L’eresia di non attualizzare il Vangelo
Fra i peccati di cui si macchia la Curia Romana e per i quali è necessaria una "conversione" c’è il "fissismo" che cristallizza il Vangelo e non lo traduce nelle situazioni attuali. "L’eresia vera non consiste solo nel predicare un altro Vangelo", ma "anche nello smettere di tradurlo nei linguaggi e nei modi attuali", dice. E sottolinea come "conservare significa mantenere vivo e non imprigionare il messaggio di Cristo". Francesco ricorda i sessant’anni dall’inizio del Concilio Vaticano II, il momento nel quale la Chiesa ha deciso di non chiudersi in sé stessa ma di aprirsi al mondo, far divenire la tradizione qualcosa di vivo, che può essere rimesso in discussione, rivissuto in modo nuovo. Dice: "La conversione che il Concilio ci ha donato è stato il tentativo di comprendere meglio il Vangelo, di renderlo attuale, vivo e operante in questo momento storico. Così, come più volte era già accaduto nella storia della Chiesa, anche nella nostra epoca come comunità di credenti ci siamo sentiti chiamati a conversione. E questo percorso è tutt’altro che concluso". Per Papa Francesco "il contrario della conversione è il fissismo, cioè la convinzione nascosta di non avere bisogno di nessuna comprensione ulteriore del Vangelo. È l’errore di voler cristallizzare il messaggio di Gesù in un’unica forma valida sempre. La forma invece deve poter sempre cambiare affinché la sostanza rimanga sempre la stessa".
C’è in queste parole l’eco di un lavoro di fondo che Francesco sta cercando di mettere in campo. Contrastare coloro che non accettano le conquiste del Concilio, coloro che ritengono il Concilio un tradimento della stessa dottrina della Chiesa.
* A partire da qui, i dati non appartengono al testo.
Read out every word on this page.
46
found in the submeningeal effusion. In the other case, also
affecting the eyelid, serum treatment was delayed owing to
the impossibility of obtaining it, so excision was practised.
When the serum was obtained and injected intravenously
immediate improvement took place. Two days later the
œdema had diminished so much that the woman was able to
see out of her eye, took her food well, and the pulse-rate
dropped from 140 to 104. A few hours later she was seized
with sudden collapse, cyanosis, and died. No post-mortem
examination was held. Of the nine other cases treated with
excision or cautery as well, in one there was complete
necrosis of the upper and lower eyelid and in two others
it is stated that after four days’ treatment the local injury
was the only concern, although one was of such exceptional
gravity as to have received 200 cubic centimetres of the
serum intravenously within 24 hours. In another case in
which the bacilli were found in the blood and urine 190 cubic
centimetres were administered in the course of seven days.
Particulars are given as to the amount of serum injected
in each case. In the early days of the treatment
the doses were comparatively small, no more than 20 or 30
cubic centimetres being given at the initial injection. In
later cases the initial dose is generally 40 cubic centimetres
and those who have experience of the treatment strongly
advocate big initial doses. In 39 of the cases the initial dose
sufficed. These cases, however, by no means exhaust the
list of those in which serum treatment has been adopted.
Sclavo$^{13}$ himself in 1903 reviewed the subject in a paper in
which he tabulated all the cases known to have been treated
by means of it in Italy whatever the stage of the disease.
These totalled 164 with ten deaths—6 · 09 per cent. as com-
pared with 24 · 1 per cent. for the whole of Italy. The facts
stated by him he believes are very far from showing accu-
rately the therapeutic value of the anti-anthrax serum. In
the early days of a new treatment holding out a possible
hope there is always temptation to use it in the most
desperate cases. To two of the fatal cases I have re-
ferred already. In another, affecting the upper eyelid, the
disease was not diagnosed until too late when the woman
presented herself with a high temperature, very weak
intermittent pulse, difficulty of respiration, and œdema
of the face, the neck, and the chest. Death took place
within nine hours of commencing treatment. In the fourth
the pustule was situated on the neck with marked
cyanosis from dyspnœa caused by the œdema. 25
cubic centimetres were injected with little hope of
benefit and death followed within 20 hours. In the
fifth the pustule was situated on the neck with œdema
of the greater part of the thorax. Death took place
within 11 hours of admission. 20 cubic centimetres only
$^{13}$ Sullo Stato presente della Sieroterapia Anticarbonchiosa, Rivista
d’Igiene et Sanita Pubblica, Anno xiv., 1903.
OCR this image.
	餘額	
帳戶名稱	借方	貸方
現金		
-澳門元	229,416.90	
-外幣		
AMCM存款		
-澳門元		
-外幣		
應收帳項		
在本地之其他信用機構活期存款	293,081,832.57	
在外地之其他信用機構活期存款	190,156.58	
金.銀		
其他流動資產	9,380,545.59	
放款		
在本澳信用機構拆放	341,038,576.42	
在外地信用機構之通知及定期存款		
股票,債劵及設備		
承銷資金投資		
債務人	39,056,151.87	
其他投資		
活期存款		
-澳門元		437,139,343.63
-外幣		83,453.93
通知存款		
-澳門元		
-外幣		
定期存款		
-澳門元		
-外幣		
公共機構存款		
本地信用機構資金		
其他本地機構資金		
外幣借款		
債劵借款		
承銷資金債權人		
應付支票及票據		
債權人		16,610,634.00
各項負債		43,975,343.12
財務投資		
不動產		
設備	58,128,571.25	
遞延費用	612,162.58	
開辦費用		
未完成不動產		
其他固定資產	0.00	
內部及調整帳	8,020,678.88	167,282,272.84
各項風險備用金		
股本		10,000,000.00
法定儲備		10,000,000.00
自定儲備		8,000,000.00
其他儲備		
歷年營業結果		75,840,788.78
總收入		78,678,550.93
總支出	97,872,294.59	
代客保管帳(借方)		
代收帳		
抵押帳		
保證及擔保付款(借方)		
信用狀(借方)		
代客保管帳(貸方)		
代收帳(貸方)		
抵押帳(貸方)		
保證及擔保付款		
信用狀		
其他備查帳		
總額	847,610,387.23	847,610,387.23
Il Papa chiede un cambiamento di mentalità: la dottrina cattolica non è una cosa data una volta per sempre, è piuttosto in evoluzione, e come tale va guardata. Si tratta di un cambiamento di prospettiva che riguarda tutta la Chiesa, donne e uomini per i quali il Vangelo va incarnato nella quotidianità, senza temere le nuove sfide del mondo.
Non esiste una guerra “santa”
Oltre ai problemi interni ci sono quelli esterni. Da sempre la diplomazia della Santa Sede lavora per la pace in tutto il mondo. Tutti gli sforzi sono oggi per il conflitto in Ucraina. Il Papa sta cercando una strada per il dialogo. Sa bene chi è l’aggressore ma nel contempo non vuole provocarlo, anzi anche con lui cerca una mediazione. E insieme condanna tutti coloro che cercano di giustificare il conflitto nel nome di Dio. Non lo cita direttamente ma è chiaro in queste parole il riferimento al patriarca ortodosso di Mosca Kirill che più volte ha parlato di guerra "santa": "Mai come in questo momento – dice - sentiamo un grande desiderio di pace, mai. Penso alla martoriata Ucraina, ma anche a tanti conflitti che sono in atto in diverse parti del mondo. La guerra e la violenza sono sempre un fallimento. La religione non deve prestarsi ad alimentare conflitti. Il Vangelo è sempre Vangelo di pace, e in nome di nessun Dio si può dichiarare “santa” una guerra. Dove regnano morte, divisione, conflitto, dolore innocente, lì noi possiamo solo riconoscere Gesù crocifisso. E in questo momento è proprio a chi più soffre che vorrei si rivolga il nostro pensiero".